11.30am  End of program (Collect refund)


SYNOPSIS 
As part of the Sundaic biogeographic sub-region, Malaysia is home to a highly diverse mammal fauna remarkable not only in terms of the sheer number of species but also in the diversity of sizes and forms, behaviours, ecological relations, and the habitat types occupied. How it became so? Surely, such a unique fauna must have had a history of its own. But, how far back in the geological timescale can we trace the evolutionary history of the many species which make up the mammal fauna we see today? A fascinating question that perhaps can only be answered satisfactorily using the ‘hard’ evidence preserved in rocks and ancient soil layers – fossil and prehistoric remains of bygone animals. Recent paleontological and zooarchaeological surveys in the country have added another dimension of appreciation of the diversity – the great antiquity of the modern-day mammal fauna. Building up upon results from previous works conducted in the decades well before the establishment of the nation as an independent country, new studies and discoveries, on one hand, continue to enrich our knowledge about the past history of present-day fauna, but on the other hand challenge some of the conventional views. This talk will explore some of the new insights/ideas we gained through a series of studies, conducted since at least 2006, based on the fossil and zooarchaeological mammal remains from Peninsular Malaysia, Sabah, and Sarawak. Topics relevant to modern-day large mammal conservation and biological sciences (such as habitat fragmentation, extinction, hunting pressure, re-wilding, indigenous vs. introduced species) will be discussed in the context of paleontological and zooarchaeological studies.   

BIODATA 
Lim Tze Tshen is a zooarchaeologist and vertebrate paleontologist. He graduated from the University of Cambridge MPhil programme (zooarchaeology) in 2018. From 2019 to 2020, as part of the Sarawak Museum Campus Project & Heritage Trail, he was attached to the Sarawak Museum Department as a research fellow and guest curator for the zooarchaeology collection.
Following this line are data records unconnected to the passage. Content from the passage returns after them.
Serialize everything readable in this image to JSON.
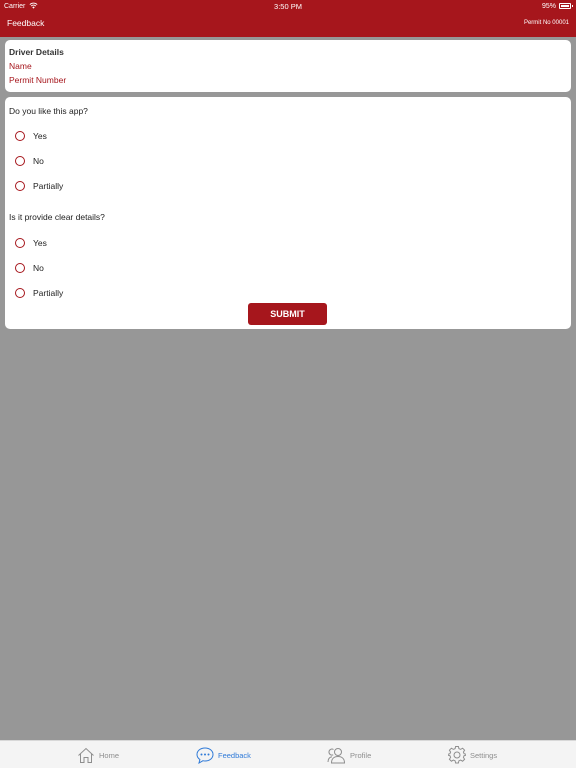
{
  "status_bar": {
    "carrier": "Carrier",
    "time": "3:50 PM",
    "battery": "95%"
  },
  "header": {
    "title": "Feedback",
    "permit": "Permit No 00001"
  },
  "driver": {
    "title": "Driver Details",
    "name_label": "Name",
    "permit_label": "Permit Number"
  },
  "questions": [
    {
      "text": "Do you like this app?",
      "options": [
        "Yes",
        "No",
        "Partially"
      ]
    },
    {
      "text": "Is it provide clear details?",
      "options": [
        "Yes",
        "No",
        "Partially"
      ]
    }
  ],
  "submit_label": "SUBMIT",
  "tabs": [
    {
      "label": "Home",
      "icon": "home-icon",
      "active": false
    },
    {
      "label": "Feedback",
      "icon": "chat-bubble-icon",
      "active": true
    },
    {
      "label": "Profile",
      "icon": "profile-icon",
      "active": false
    },
    {
      "label": "Settings",
      "icon": "gear-icon",
      "active": false
    }
  ],
  "colors": {
    "brand": "#a6161c",
    "active_tab": "#2f7ad8",
    "background": "#979797"
  }
}
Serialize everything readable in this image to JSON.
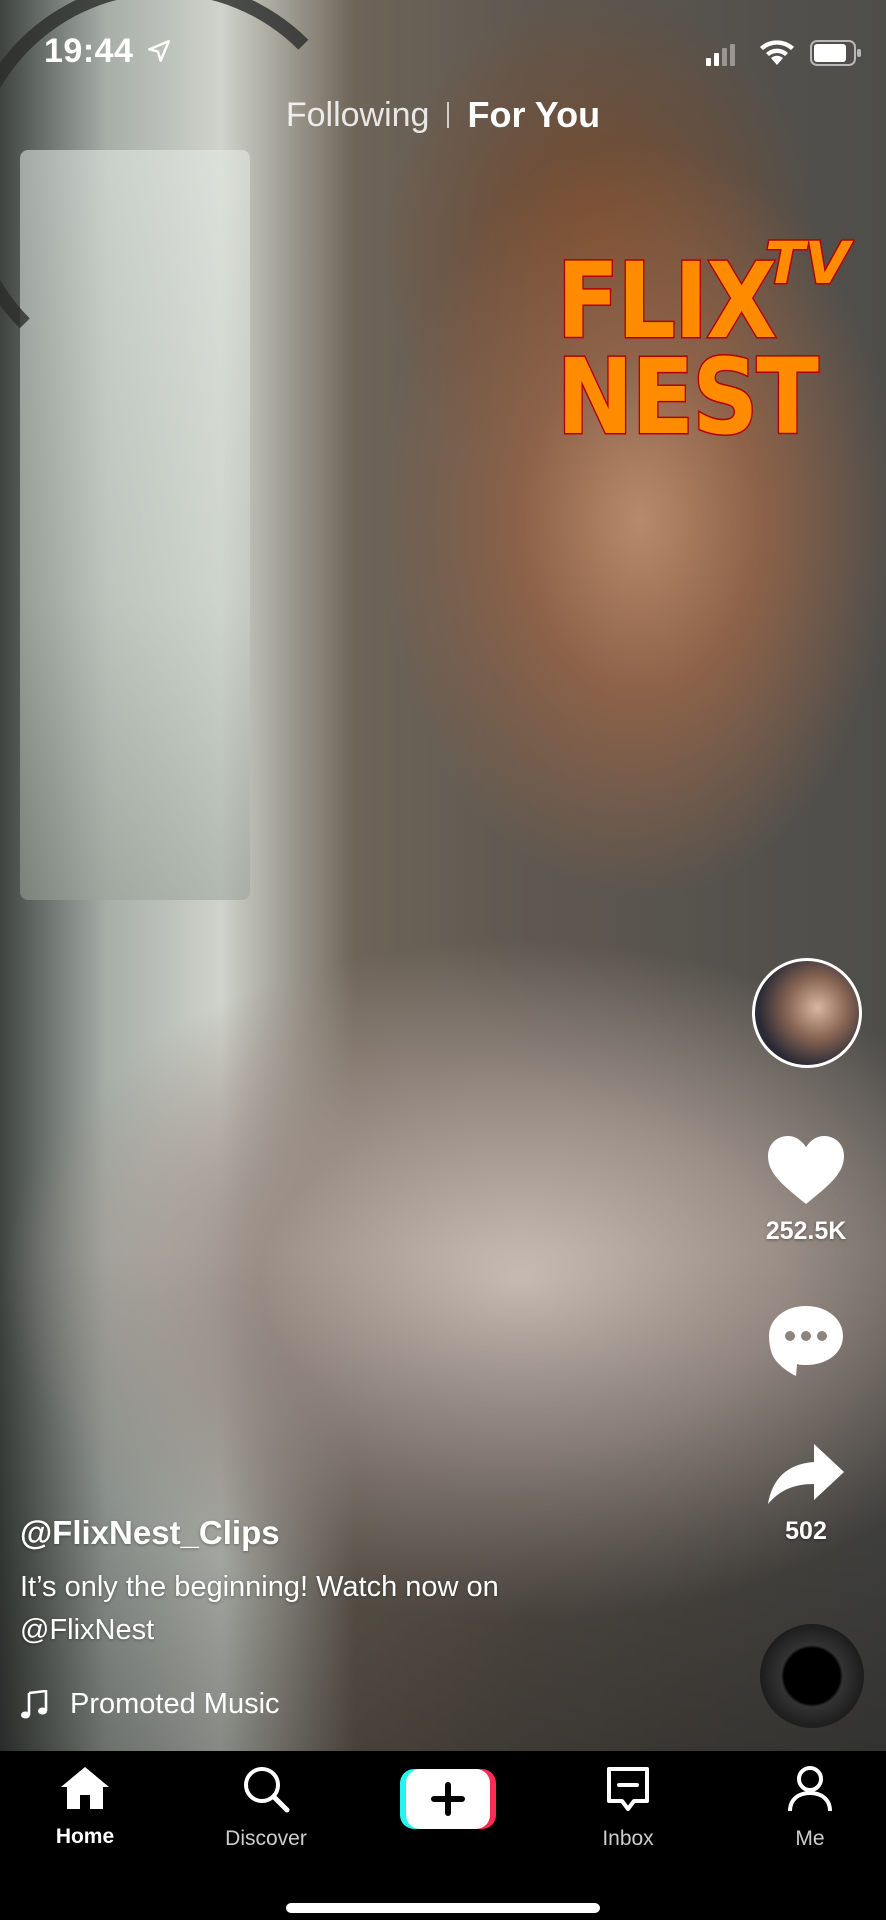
{
  "status_bar": {
    "time": "19:44"
  },
  "top_tabs": {
    "following": "Following",
    "for_you": "For You",
    "active": "For You"
  },
  "logo": {
    "line1": "FLIX",
    "line2": "NEST",
    "badge": "TV",
    "fill_color": "#ff8c00",
    "outline_color": "#b30000"
  },
  "actions": {
    "like_count": "252.5K",
    "share_count": "502"
  },
  "post": {
    "username": "@FlixNest_Clips",
    "description": "It’s only the beginning! Watch now on @FlixNest",
    "music": "Promoted Music"
  },
  "tab_bar": {
    "items": [
      {
        "label": "Home",
        "icon": "home-icon",
        "active": true
      },
      {
        "label": "Discover",
        "icon": "search-icon",
        "active": false
      },
      {
        "label": "",
        "icon": "plus-icon",
        "active": false
      },
      {
        "label": "Inbox",
        "icon": "inbox-icon",
        "active": false
      },
      {
        "label": "Me",
        "icon": "person-icon",
        "active": false
      }
    ]
  },
  "colors": {
    "create_left": "#25f4ee",
    "create_right": "#fe2c55"
  }
}
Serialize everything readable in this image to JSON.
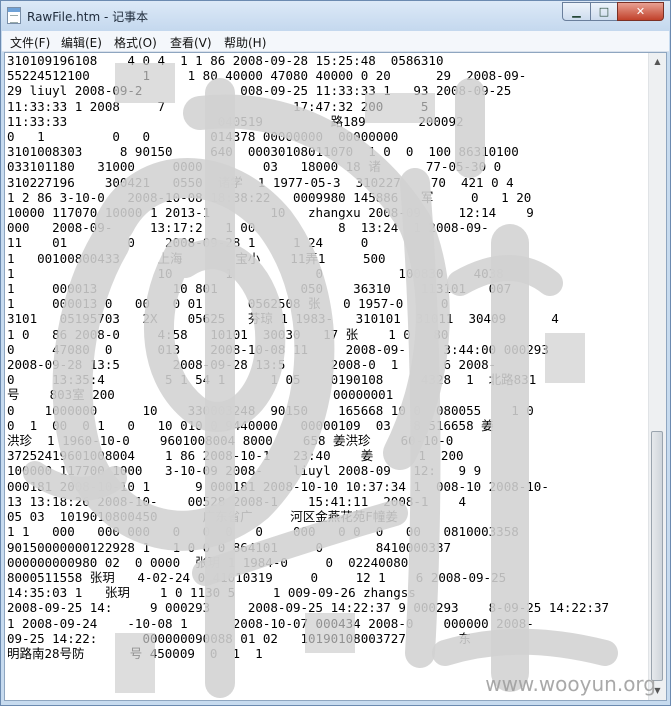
{
  "window": {
    "title": "RawFile.htm - 记事本",
    "minimize_icon": "minimize-icon",
    "maximize_icon": "maximize-icon",
    "close_icon": "close-icon"
  },
  "menu": {
    "items": [
      "文件(F)",
      "编辑(E)",
      "格式(O)",
      "查看(V)",
      "帮助(H)"
    ]
  },
  "editor": {
    "lines": [
      "310109196108    4 0 4  1 1 86 2008-09-28 15:25:48  0586310       ",
      "55224512100       1     1 80 40000 47080 40000 0 20      29  2008-09-",
      "29 liuyl 2008-09-2             008-09-25 11:33:33 1   93 2008-09-25 ",
      "11:33:33 1 2008     7                 17:47:32 200     5   ",
      "11:33:33                    040519         路189       200092   ",
      "0   1         0   0        014378 00000000  00000000     ",
      "3101008303     8 90150     640  00030108011070  1 0  0  100 86310100 ",
      "033101180   31000     0000        03   18000 18 诸      77-05-30 0 ",
      "310227196    300421   0550  诸学  1 1977-05-3  310227    70  421 0 4  ",
      "1 2 86 3-10-0   2008-10-08 18:38:22   0009980 145886   军     0   1 20 ",
      "10000 117070 10000 1 2013-1        10   zhangxu 2008-09     12:14    9",
      "000   2008-09-     13:17:2   1 00           8  13:24  1 2008-09-     ",
      "11    01        0    2008-09-28 1     1 24     0       ",
      "1   00100800433     上海       宝小    11弄1     500     ",
      "1                   10       1           0          100830    4038 ",
      "1     000013          10 801           050    36310    113101   007 ",
      "1     000013 0   00   0 01      0562508 张   0 1957-0     0 ",
      "3101   05195703   2X    05625   芬琼 1 1983-   310101  31011  30409      4   ",
      "1 0   86 2008-0     4:58   10101  30030   17 张    1 0   80 ",
      "0     47080  0      013    2008-10-08 11     2008-09-     3:44:00 000293 ",
      "2008-09-28 13:5       2008-09-28 13:5      2008-0  1      6 2008-",
      "0     13:35:4        5 1 54 1      1 05    0190108     4328  1  北路831",
      "号    803室 200                             00000001   ",
      "0    1000000      10    330003248  90150    165668 10 0  080055    1 0 ",
      "0  1  00  0 1   0   10 010 0 9440000   00000109  03   8 516658 姜",
      "洪珍  1 1960-10-0    9601008004 8000    658 姜洪珍    60-10-0   ",
      "37252419601008004    1 86 2008-10-1   23:40    姜      1  200 ",
      "100000 117700 1000   3-10-09 2008-    liuyl 2008-09   12:   9 9 ",
      "000181 2008-10-10 1      9 000181 2008-10-10 10:37:34 1  008-10 2008-10-",
      "13 13:18:26 2008-10-    00528 2008-1    15:41:11  2008-1    4 ",
      "05 03  1019010800450      广东省广     河区金燕花苑F幢姜      ",
      "1 1   000   000 000   0   0  0   0    000   0 0  0   00   0810003358 ",
      "90150000000122928 1   1 0 0 0 864101     0       8410000337 ",
      "000000000980 02  0 0000  张玥 1 1984-0     0  02240080 ",
      "8000511558 张玥   4-02-24 0 41010319     0     12 1    6 2008-09-25 ",
      "14:35:03 1   张玥    1 0 1130 5     1 009-09-26 zhangss ",
      "2008-09-25 14:     9 000293     2008-09-25 14:22:37 9 000293    8-09-25 14:22:37 ",
      "1 2008-09-24    -10-08 1      2008-10-07 000434 2008-0    000000 2008-",
      "09-25 14:22:      000000090088 01 02   10190108003727       东",
      "明路南28号防      号 450009  0  1  1   "
    ]
  },
  "watermark": "www.wooyun.org"
}
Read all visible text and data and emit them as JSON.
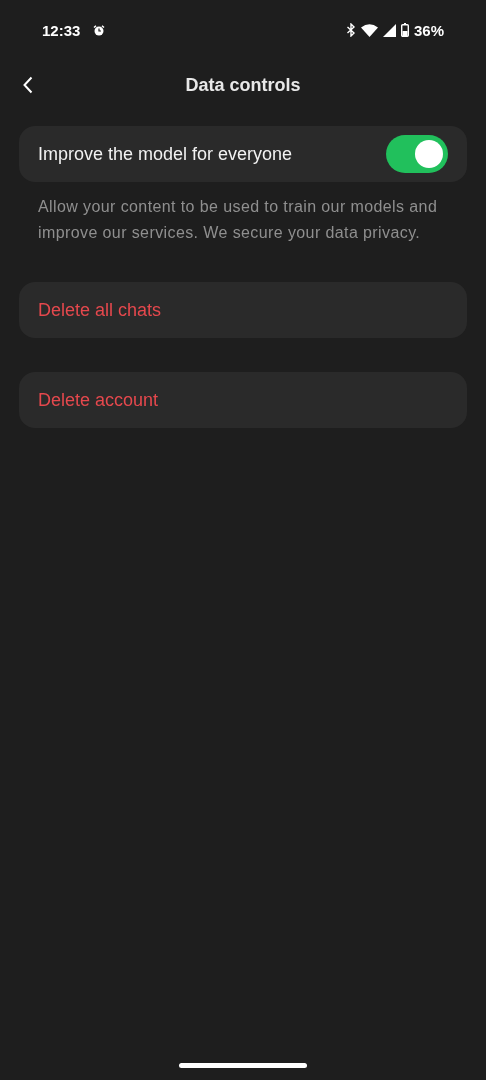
{
  "status_bar": {
    "time": "12:33",
    "battery": "36%"
  },
  "header": {
    "title": "Data controls"
  },
  "improve_setting": {
    "label": "Improve the model for everyone",
    "on": true,
    "description": "Allow your content to be used to train our models and improve our services. We secure your data privacy."
  },
  "actions": [
    {
      "label": "Delete all chats"
    },
    {
      "label": "Delete account"
    }
  ]
}
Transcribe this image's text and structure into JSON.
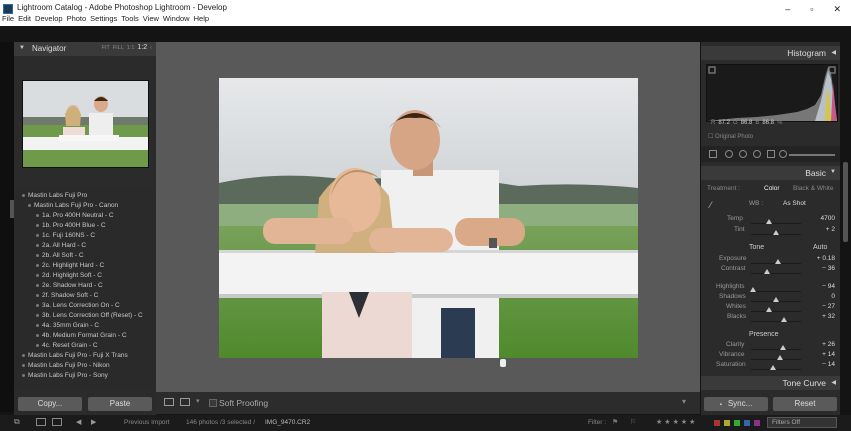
{
  "window": {
    "title": "Lightroom Catalog - Adobe Photoshop Lightroom - Develop",
    "menu": [
      "File",
      "Edit",
      "Develop",
      "Photo",
      "Settings",
      "Tools",
      "View",
      "Window",
      "Help"
    ],
    "controls": {
      "minimize": "–",
      "maximize": "▫",
      "close": "✕"
    }
  },
  "navigator": {
    "title": "Navigator",
    "zoom_options": [
      "FIT",
      "FILL",
      "1:1",
      "1:2"
    ],
    "zoom_selected": "1:2"
  },
  "presets": [
    "Mastin Labs Fuji Pro",
    "Mastin Labs Fuji Pro - Canon",
    "1a. Pro 400H Neutral - C",
    "1b. Pro 400H Blue - C",
    "1c. Fuji 160NS - C",
    "2a. All Hard - C",
    "2b. All Soft - C",
    "2c. Highlight Hard - C",
    "2d. Highlight Soft - C",
    "2e. Shadow Hard - C",
    "2f. Shadow Soft - C",
    "3a. Lens Correction On - C",
    "3b. Lens Correction Off (Reset) - C",
    "4a. 35mm Grain - C",
    "4b. Medium Format Grain - C",
    "4c. Reset Grain - C",
    "Mastin Labs Fuji Pro - Fuji X Trans",
    "Mastin Labs Fuji Pro - Nikon",
    "Mastin Labs Fuji Pro - Sony"
  ],
  "left_buttons": {
    "copy": "Copy...",
    "paste": "Paste"
  },
  "toolbar": {
    "soft_proofing": "Soft Proofing"
  },
  "histogram": {
    "title": "Histogram",
    "r_label": "R",
    "r_value": "87.2",
    "g_label": "G",
    "g_value": "86.8",
    "b_label": "B",
    "b_value": "86.8",
    "unit": "%",
    "original_photo": "Original Photo"
  },
  "basic": {
    "title": "Basic",
    "treatment_label": "Treatment :",
    "color_tab": "Color",
    "bw_tab": "Black & White",
    "wb_label": "WB :",
    "wb_value": "As Shot",
    "tone_label": "Tone",
    "tone_auto": "Auto",
    "presence_label": "Presence",
    "sliders": [
      {
        "label": "Temp",
        "value": "4700",
        "pos": 0.35
      },
      {
        "label": "Tint",
        "value": "+ 2",
        "pos": 0.5
      },
      {
        "label": "Exposure",
        "value": "+ 0.18",
        "pos": 0.53
      },
      {
        "label": "Contrast",
        "value": "− 36",
        "pos": 0.32
      },
      {
        "label": "Highlights",
        "value": "− 94",
        "pos": 0.03
      },
      {
        "label": "Shadows",
        "value": "0",
        "pos": 0.5
      },
      {
        "label": "Whites",
        "value": "− 27",
        "pos": 0.36
      },
      {
        "label": "Blacks",
        "value": "+ 32",
        "pos": 0.66
      },
      {
        "label": "Clarity",
        "value": "+ 26",
        "pos": 0.63
      },
      {
        "label": "Vibrance",
        "value": "+ 14",
        "pos": 0.57
      },
      {
        "label": "Saturation",
        "value": "− 14",
        "pos": 0.43
      }
    ]
  },
  "tone_curve": {
    "title": "Tone Curve"
  },
  "right_buttons": {
    "sync": "Sync...",
    "reset": "Reset"
  },
  "filmstrip": {
    "previous_import": "Previous Import",
    "photo_info": "146 photos /3 selected /",
    "filename": "IMG_9470.CR2",
    "filter_label": "Filter :",
    "filter_value": "Filters Off"
  },
  "colors": {
    "panel": "#2b2b2b",
    "header": "#3a3a3a",
    "center": "#595959"
  }
}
His main tasks in this capacity, apart from providing technical support to local museum staff in the scientific display of zooarchaeological materials at the Borneo Cultures Museum, were to carry out scientific studies on the animal remains collected from archaeological sites across Sarawak, with special focus on those from the Great Cave at Niah. Before this, he was appointed a research associate at the Zoology Museum in the Institute of Biological Sciences, Universiti Malaya from 2011 to 2012, where he studied the fossil and modern mammal bone collections. His current research topics focus on the evolution of southeast Asian Quaternary mammal faunas and their relation to paleo-environmental changes. He is now conducting detailed systematic studies on the collections of local mammal fossils kept in the Geology Department of Universiti Malaya. He is also president of the Paleontological Society of Malaysia (PaleoSOM).